In the waning years of Wainwright’s career, the numbers he put up on the radar gun never seemed important – unless they got a little too low. From his opening spring outings, it was clear that his mechanics were just a bit off and his pitches were lacking just a bit of their typical snap, so it was hardly a surprise when he came up with a lower body strain that he claimed originated from the weight room at the World Baseball Classic.

Entering the year just five wins short of his milestone, there were times when it was almost physically difficult to watch him pitch. Atrocious outings in Miami and Kansas City each saw lingering questions about how long the team could let him carry on, and there were never satisfactory answers or explanations. But what was done was done, and he would get his shot.

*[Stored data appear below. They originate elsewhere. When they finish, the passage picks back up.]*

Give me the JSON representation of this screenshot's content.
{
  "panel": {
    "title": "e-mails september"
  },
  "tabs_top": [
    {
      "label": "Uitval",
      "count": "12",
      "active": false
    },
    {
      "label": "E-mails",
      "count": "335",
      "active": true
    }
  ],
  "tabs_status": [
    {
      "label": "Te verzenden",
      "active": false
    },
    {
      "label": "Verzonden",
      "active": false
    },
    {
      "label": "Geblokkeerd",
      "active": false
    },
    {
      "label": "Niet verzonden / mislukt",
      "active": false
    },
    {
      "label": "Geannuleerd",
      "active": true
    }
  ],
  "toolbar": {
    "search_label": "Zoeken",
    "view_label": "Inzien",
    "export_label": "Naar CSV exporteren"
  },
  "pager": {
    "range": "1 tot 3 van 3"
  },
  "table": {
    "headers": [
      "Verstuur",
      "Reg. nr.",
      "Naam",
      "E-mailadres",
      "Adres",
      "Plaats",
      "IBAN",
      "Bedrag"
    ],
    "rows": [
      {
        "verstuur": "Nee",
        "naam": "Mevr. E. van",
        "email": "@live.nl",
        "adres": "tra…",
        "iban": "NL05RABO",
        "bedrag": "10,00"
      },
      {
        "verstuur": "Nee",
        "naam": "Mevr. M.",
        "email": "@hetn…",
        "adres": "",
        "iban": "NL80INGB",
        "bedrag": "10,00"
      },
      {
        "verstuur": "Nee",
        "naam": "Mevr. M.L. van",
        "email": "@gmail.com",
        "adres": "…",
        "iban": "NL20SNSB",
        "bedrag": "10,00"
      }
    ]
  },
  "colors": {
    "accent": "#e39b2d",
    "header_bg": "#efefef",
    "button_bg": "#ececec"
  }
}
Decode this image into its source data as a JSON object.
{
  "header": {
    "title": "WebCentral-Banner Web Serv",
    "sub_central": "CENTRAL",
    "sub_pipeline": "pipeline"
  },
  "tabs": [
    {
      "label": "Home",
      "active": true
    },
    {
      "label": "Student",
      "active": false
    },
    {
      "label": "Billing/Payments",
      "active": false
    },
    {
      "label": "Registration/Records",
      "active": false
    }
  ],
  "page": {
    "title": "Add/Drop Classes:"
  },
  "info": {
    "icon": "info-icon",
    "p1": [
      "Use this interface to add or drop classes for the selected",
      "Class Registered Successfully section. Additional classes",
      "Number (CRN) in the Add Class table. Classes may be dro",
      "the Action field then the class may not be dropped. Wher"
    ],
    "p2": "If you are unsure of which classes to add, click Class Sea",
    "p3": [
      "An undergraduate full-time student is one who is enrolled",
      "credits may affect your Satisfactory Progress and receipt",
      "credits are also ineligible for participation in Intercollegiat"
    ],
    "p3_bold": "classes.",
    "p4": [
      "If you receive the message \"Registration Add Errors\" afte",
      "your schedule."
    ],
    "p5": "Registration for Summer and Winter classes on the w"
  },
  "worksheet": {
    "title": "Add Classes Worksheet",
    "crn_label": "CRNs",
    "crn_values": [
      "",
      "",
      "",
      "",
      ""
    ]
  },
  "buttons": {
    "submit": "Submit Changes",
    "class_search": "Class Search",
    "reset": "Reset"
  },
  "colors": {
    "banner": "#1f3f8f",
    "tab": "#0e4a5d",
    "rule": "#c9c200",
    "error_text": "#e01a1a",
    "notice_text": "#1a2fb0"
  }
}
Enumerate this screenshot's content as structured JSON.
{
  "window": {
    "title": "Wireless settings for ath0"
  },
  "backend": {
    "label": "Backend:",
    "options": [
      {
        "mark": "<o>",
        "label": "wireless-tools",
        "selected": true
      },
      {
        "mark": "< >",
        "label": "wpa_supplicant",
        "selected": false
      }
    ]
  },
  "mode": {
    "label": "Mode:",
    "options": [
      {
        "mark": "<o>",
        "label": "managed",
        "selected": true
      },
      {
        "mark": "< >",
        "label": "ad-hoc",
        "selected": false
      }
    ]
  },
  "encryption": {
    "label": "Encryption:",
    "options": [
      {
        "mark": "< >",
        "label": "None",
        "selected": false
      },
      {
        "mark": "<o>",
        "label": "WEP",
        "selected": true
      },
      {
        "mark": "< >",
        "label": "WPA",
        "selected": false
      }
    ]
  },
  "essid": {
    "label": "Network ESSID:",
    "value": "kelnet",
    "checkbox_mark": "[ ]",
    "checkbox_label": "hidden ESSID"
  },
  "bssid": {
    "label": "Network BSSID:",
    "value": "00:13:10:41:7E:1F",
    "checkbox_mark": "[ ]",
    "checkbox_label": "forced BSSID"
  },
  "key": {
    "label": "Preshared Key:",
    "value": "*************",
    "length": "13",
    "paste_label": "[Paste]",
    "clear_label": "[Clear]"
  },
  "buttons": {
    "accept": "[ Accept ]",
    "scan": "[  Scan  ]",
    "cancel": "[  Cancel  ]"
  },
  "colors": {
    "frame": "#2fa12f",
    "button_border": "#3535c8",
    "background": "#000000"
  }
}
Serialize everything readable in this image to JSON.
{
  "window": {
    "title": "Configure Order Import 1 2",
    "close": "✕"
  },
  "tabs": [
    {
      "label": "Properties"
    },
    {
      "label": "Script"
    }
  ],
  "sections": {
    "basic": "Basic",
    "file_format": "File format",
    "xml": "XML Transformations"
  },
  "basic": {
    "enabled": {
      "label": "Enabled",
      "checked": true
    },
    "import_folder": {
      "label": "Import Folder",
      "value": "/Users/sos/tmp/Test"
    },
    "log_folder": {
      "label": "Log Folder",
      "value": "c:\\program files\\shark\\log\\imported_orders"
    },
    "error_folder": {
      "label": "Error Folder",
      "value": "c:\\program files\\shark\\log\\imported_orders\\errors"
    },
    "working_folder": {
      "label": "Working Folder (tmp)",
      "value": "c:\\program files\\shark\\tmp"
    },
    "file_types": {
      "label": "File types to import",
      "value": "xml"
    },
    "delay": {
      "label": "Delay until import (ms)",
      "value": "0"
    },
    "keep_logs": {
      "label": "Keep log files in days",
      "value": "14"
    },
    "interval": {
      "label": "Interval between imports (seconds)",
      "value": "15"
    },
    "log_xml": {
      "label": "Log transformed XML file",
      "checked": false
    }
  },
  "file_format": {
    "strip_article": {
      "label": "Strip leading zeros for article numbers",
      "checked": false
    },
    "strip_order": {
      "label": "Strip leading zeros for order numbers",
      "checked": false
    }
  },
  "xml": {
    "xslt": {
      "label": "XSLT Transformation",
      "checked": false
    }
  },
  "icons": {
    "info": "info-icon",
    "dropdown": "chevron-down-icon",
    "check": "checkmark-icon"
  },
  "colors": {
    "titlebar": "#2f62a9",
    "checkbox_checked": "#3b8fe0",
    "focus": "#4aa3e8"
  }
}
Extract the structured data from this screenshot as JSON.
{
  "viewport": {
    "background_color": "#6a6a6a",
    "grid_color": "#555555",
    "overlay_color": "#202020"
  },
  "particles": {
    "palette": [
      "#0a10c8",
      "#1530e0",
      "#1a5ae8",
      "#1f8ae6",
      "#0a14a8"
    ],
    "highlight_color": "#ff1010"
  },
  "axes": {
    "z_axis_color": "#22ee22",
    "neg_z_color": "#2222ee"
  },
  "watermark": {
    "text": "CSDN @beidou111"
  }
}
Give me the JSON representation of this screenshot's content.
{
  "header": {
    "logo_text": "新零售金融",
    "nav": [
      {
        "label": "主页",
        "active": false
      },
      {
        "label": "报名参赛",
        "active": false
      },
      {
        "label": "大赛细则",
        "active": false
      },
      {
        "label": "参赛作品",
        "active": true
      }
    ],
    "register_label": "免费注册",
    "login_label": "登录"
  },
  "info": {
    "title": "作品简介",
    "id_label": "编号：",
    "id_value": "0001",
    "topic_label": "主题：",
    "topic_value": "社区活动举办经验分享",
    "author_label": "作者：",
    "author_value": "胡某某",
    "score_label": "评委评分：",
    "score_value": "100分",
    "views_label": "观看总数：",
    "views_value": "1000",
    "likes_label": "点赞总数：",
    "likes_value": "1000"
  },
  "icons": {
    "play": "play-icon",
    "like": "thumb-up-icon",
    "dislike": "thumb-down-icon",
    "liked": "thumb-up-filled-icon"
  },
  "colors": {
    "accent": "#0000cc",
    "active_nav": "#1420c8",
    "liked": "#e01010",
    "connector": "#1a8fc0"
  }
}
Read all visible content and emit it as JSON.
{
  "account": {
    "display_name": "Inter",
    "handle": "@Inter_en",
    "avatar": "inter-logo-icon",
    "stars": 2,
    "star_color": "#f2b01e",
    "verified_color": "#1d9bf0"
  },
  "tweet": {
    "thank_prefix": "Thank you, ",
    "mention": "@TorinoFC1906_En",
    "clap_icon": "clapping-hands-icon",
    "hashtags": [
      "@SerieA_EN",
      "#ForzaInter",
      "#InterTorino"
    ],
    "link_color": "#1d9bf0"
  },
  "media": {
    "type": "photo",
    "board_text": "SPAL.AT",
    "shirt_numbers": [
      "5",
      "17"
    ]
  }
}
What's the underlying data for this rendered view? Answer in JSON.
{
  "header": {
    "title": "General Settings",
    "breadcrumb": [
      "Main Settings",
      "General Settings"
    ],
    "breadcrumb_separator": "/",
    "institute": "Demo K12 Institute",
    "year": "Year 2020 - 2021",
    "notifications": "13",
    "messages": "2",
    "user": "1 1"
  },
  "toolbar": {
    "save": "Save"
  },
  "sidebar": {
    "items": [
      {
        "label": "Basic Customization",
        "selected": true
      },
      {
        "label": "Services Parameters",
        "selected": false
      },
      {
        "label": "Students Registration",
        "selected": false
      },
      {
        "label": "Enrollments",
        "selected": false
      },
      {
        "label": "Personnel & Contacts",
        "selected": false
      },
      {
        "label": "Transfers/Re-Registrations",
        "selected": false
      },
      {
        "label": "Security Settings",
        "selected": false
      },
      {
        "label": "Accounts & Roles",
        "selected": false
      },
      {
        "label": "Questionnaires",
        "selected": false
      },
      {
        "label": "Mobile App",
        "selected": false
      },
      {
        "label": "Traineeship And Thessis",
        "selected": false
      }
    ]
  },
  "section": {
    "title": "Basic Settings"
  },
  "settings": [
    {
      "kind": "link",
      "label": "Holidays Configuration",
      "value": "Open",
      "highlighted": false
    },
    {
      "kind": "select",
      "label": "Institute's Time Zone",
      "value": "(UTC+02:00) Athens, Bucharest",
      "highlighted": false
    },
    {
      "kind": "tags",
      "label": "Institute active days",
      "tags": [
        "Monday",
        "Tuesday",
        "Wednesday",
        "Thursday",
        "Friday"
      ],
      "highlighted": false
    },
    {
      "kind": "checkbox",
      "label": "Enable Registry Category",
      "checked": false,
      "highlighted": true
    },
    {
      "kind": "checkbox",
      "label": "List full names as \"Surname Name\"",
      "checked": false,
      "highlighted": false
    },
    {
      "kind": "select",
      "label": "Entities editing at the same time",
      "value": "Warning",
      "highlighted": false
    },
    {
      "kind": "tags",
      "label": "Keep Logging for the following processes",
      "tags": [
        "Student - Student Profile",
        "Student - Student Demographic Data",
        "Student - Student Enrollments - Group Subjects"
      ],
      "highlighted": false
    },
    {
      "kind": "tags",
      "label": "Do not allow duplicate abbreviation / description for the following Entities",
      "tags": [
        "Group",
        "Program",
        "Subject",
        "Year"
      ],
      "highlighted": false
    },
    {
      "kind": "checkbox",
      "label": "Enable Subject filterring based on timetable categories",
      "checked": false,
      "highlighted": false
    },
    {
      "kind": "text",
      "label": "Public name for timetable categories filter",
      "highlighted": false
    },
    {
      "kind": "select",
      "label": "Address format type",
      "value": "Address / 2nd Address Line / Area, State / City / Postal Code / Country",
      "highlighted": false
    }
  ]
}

On September 18, sitting on 199 wins, Wainwright warned the team that they needed to have another starter ready, because he was unsure he could muscle his way through any innings at all. Instead, he twirled seven shutout, walking off after getting Josh Donaldson to loft a harmless flyball against a patented curveball, the last pitch of his career.

Yadier Molina returns to the fold, waiting

As soon as the team eagerly slammed the book shut on the 2023 season, attention shifted to preparations for next season. Molina’s return in some capacity or another had been guaranteed for a matter of weeks, but sorting through the right role and the right level of commitment (while minimizing the looming threat to others in the dugout) took time.

The announcement toward the end of the winter meetings that he would be officially re-joining the team as a special assistant to Mozeliak was not unexpected. Nor was Mozeliak’s declaration that he would be, at times, in uniform and in the dugout, and that he would spend most of his working hours handling things with the big league players and coaching staff.

Where that eventuates is far and away the early favorite to be the most defining Cardinals moment of 2024.